De gemeente wil samen met omwonenden het groen in de buurt opknappen. Zij richt daarom een werkgroep op. Ook de heer Pietersen (niet de echte naam) zit in deze werkgroep. Regelmatig is de Hongaarse eik vlakbij zijn woning onderwerp van gesprek. De boom kan namelijk niet optimaal groeien. Daarnaast zorgt de boom voor schade en overlast. Een absolute noodzaak de boom te kappen, is er echter niet. Uiteindelijk kiest (de meerderheid van) de werkgroep ervoor de boom te verwijderen. Niet alle omwonenden zijn hier blij mee. Eén van hen maakt dan ook bezwaar tegen de verleende kapvergunning. Dit bezwaar is aanleiding voor de gemeente terug te komen op haar toestemming de boom te kappen. De heer Pietersen stapt daarop naar de rechter.

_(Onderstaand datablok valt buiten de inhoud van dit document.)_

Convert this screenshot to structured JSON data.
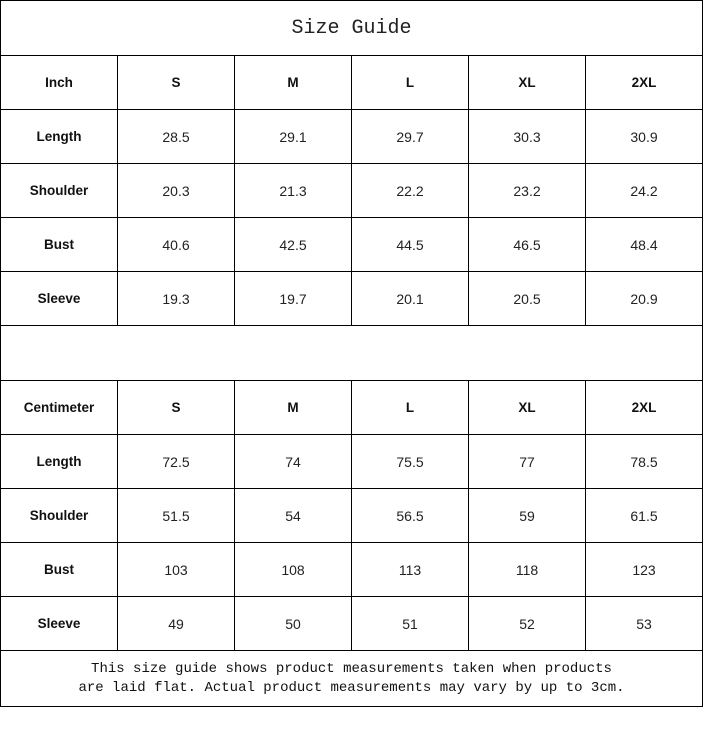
{
  "title": "Size Guide",
  "inch_table": {
    "header": [
      "Inch",
      "S",
      "M",
      "L",
      "XL",
      "2XL"
    ],
    "rows": [
      {
        "label": "Length",
        "values": [
          "28.5",
          "29.1",
          "29.7",
          "30.3",
          "30.9"
        ]
      },
      {
        "label": "Shoulder",
        "values": [
          "20.3",
          "21.3",
          "22.2",
          "23.2",
          "24.2"
        ]
      },
      {
        "label": "Bust",
        "values": [
          "40.6",
          "42.5",
          "44.5",
          "46.5",
          "48.4"
        ]
      },
      {
        "label": "Sleeve",
        "values": [
          "19.3",
          "19.7",
          "20.1",
          "20.5",
          "20.9"
        ]
      }
    ]
  },
  "cm_table": {
    "header": [
      "Centimeter",
      "S",
      "M",
      "L",
      "XL",
      "2XL"
    ],
    "rows": [
      {
        "label": "Length",
        "values": [
          "72.5",
          "74",
          "75.5",
          "77",
          "78.5"
        ]
      },
      {
        "label": "Shoulder",
        "values": [
          "51.5",
          "54",
          "56.5",
          "59",
          "61.5"
        ]
      },
      {
        "label": "Bust",
        "values": [
          "103",
          "108",
          "113",
          "118",
          "123"
        ]
      },
      {
        "label": "Sleeve",
        "values": [
          "49",
          "50",
          "51",
          "52",
          "53"
        ]
      }
    ]
  },
  "note": {
    "line1": "This size guide shows product measurements taken when products",
    "line2": "are laid flat. Actual product measurements may vary by up to 3cm."
  }
}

Vlak vóór de dag dat de rechter zijn zaak wil behandelen, neemt de gemeente contact met hem op. Zij vertelt hem dat de Groene Kaart in de gemeente onherroepelijk is geworden. Dit betekent dat voor de boom geen vergunning meer nodig is. De heer Pietersen trekt daarop zijn beroep in. De rechtszaak is volgens hem nu niet zinvol meer. Hij vraagt vervolgens aan de gemeente de boom alsnog te kappen. De gemeente laat hem weten dit niet te doen. De gemeente erkent dat de boom geen optimale groeiplaats heeft. Het belang om de boom te behouden vindt zij echter belangrijker. Er is ook geen absolute noodzaak de boom te kappen. Daarnaast wil de gemeente vasthouden aan haar besluit naar aanleiding van het bezwaarschrift. De heer Pietersen dient daarop een klacht in bij de gemeente. Ook wil hij dat de gemeente het griffierecht vergoedt. De gemeente vindt zijn klachten niet terecht. De heer Pietersen wendt zich vervolgens tot de Nationale ombudsman. Bij de ombudsman klaagt hij ook over de manier waarop de gemeente zijn klachten heeft behandeld.
Het besluit om de boom wel of niet te kappen is aan de gemeente. Daar gaat de Nationale ombudsman niet over. Wel keek de ombudsman of de gemeente voldoende uitlegde waarom zij de boom wil behouden. De ombudsman vindt de uitleg van de gemeente voldoende. De gemeente stuurde de heer Pietersen namelijk een duidelijk en uitgebreid schriftelijk antwoord op zijn verzoek. Daarin legde zij uit welke belangen er speelden. Ook de mate van overlast en schade door de boom noemde de gemeente daarbij. Ook legde de gemeente uit wat zij uiteindelijk het belangrijkste vindt en waarom. Tenslotte heeft de gemeente toegelicht hoe haar standpunt past binnen haar eigen bomenbeleid.
De Nationale ombudsman vindt het verder behoorlijk dat de gemeente het griffierecht niet vergoedde. De heer Pietersen trok namelijk zelf zijn beroep in.
Daarnaast vindt de ombudsman dat de gemeente de klachten zorgvuldig behandelde. De gemeente keek goed naar de klachten. Ook volgde zij de juiste procedure om deze te behandelen. De gemeente stelde de heer Pietersen verder in de gelegenheid zijn klachten toe te lichten. Tenslotte legde de gemeente haar oordeel over de klachten voldoende uit.